Mistake: Making decisions that contradict government or organisational policies (like the Tech Code of Practice) without a proper review.
Correction: Always cross-check proposed changes against binding policies. Flag contradictions early and seek legal or compliance guidance if needed.

Closing All Repositories Equally

Mistake: Treating a sensitive authentication module the same as a dataset of hospital opening hours.
Correction: Use a risk-based approach. Close only those repositories that genuinely contain high‑risk code and cannot be secured through other means.

Forgetting the Community Benefit

Mistake: Underestimating the positive impact of open source on innovation, peer review, and public trust.
Correction: Remember that many security improvements come from external contributors.

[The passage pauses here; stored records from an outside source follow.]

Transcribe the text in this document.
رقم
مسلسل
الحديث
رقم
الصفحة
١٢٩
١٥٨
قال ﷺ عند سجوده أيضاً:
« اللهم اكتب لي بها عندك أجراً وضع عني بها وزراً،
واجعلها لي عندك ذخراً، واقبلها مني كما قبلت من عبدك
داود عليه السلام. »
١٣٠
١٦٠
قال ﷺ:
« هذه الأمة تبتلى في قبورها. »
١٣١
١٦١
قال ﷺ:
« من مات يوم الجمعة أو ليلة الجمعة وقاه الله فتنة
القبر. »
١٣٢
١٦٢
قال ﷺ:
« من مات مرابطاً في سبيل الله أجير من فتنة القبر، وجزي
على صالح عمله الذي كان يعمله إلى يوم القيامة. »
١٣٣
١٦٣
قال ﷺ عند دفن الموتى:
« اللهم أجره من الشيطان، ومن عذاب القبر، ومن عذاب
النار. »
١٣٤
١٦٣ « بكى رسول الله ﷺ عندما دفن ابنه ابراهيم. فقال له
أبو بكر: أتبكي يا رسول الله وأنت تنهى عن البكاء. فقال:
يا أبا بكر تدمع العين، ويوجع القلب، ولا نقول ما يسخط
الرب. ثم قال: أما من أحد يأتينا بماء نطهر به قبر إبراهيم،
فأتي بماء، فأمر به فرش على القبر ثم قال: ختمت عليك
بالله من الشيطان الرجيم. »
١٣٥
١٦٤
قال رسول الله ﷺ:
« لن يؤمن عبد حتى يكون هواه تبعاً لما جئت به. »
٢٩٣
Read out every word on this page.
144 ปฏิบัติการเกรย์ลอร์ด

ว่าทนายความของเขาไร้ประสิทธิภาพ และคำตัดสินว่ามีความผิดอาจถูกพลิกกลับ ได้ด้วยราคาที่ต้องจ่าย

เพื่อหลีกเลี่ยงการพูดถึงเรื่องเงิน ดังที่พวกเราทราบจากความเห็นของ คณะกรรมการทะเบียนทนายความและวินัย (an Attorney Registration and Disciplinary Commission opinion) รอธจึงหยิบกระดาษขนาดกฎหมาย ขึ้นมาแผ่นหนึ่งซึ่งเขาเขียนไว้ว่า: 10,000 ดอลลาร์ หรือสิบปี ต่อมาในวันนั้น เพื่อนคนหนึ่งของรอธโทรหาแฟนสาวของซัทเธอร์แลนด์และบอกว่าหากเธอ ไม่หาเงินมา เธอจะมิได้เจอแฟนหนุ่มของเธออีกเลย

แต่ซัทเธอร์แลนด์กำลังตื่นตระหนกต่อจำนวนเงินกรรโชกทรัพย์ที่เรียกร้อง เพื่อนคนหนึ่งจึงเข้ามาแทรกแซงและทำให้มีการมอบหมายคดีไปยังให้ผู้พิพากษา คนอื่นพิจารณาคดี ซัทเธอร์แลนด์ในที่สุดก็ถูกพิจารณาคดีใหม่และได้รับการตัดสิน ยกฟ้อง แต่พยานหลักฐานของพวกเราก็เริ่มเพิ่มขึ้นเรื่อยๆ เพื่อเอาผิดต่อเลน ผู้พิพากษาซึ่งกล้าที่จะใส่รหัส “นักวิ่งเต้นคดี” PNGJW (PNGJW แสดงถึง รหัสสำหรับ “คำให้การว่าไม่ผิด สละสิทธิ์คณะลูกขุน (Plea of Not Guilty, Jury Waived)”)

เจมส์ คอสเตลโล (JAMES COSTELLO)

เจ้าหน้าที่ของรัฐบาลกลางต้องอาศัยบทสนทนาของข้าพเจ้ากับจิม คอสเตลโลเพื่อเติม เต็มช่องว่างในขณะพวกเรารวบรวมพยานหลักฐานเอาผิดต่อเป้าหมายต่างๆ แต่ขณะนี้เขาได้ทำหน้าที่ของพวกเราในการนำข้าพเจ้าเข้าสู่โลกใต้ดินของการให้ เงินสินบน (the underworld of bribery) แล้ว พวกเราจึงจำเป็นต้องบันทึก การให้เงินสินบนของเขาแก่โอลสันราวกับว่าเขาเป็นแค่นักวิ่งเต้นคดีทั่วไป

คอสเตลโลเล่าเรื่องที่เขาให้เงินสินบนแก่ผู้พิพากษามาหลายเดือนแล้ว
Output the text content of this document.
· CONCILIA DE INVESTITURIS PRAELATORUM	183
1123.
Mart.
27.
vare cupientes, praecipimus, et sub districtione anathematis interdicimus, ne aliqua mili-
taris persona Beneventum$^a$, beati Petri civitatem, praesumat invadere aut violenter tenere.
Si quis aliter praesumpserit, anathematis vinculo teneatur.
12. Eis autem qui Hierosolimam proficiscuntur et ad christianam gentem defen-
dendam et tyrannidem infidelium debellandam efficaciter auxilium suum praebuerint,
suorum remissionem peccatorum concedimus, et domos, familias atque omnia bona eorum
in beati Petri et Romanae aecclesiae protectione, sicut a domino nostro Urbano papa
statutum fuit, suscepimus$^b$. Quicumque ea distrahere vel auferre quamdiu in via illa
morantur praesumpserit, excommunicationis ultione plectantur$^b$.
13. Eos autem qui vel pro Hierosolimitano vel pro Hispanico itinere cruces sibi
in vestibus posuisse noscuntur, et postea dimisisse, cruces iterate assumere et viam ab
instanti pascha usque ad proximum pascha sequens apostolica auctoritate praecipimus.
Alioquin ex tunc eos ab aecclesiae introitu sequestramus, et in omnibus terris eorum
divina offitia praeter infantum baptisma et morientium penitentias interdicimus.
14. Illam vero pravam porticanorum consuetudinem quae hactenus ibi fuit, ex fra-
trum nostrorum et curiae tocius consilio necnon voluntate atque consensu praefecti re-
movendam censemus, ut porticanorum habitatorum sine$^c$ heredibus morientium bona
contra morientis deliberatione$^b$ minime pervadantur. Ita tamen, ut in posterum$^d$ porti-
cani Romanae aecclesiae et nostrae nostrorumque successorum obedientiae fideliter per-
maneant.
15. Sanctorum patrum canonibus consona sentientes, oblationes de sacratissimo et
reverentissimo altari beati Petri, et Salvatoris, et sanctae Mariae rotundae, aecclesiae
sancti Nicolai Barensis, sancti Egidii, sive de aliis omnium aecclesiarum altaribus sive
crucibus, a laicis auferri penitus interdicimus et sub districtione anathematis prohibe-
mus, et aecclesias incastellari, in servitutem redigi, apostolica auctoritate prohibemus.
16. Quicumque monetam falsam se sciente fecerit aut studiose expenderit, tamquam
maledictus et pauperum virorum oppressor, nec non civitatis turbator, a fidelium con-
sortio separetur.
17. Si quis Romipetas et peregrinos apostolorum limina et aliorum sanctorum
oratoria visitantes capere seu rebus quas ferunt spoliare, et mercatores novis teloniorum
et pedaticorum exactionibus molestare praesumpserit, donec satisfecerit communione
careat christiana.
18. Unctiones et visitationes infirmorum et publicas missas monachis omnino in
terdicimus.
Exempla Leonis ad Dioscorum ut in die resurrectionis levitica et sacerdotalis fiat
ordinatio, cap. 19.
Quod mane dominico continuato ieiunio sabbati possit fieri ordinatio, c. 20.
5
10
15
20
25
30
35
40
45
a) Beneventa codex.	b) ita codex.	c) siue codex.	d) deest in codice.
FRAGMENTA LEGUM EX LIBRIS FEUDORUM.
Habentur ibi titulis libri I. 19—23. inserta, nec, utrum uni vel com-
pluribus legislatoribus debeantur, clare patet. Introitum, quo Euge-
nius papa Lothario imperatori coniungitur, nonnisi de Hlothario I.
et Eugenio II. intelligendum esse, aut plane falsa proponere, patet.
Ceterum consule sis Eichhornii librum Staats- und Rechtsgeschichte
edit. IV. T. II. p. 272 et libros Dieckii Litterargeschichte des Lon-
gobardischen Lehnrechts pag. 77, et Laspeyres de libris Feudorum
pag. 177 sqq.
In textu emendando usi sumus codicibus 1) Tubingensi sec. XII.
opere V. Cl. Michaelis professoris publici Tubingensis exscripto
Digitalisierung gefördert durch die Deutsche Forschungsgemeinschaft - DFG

A blanket closure shuts off that pipeline.

Summary

The NHS’s plan to close almost all its open-source repositories in response to LLM‑powered vulnerability scanning is a reaction that lacks proportionality. As this guide shows, a more effective approach is to: assess real risks, gather evidence of open‑source safety (including successful high‑profile projects like the COVID‑19 app), cite contradictory policies, engage constructively with decision‑makers, and propose targeted security measures instead of blanket closures. By following these steps, healthcare organisations can preserve the benefits of open source while responsibly managing security.

Remember, openness and security can coexist. The key is to use evidence and policy, not fear, as the foundation for decision-making.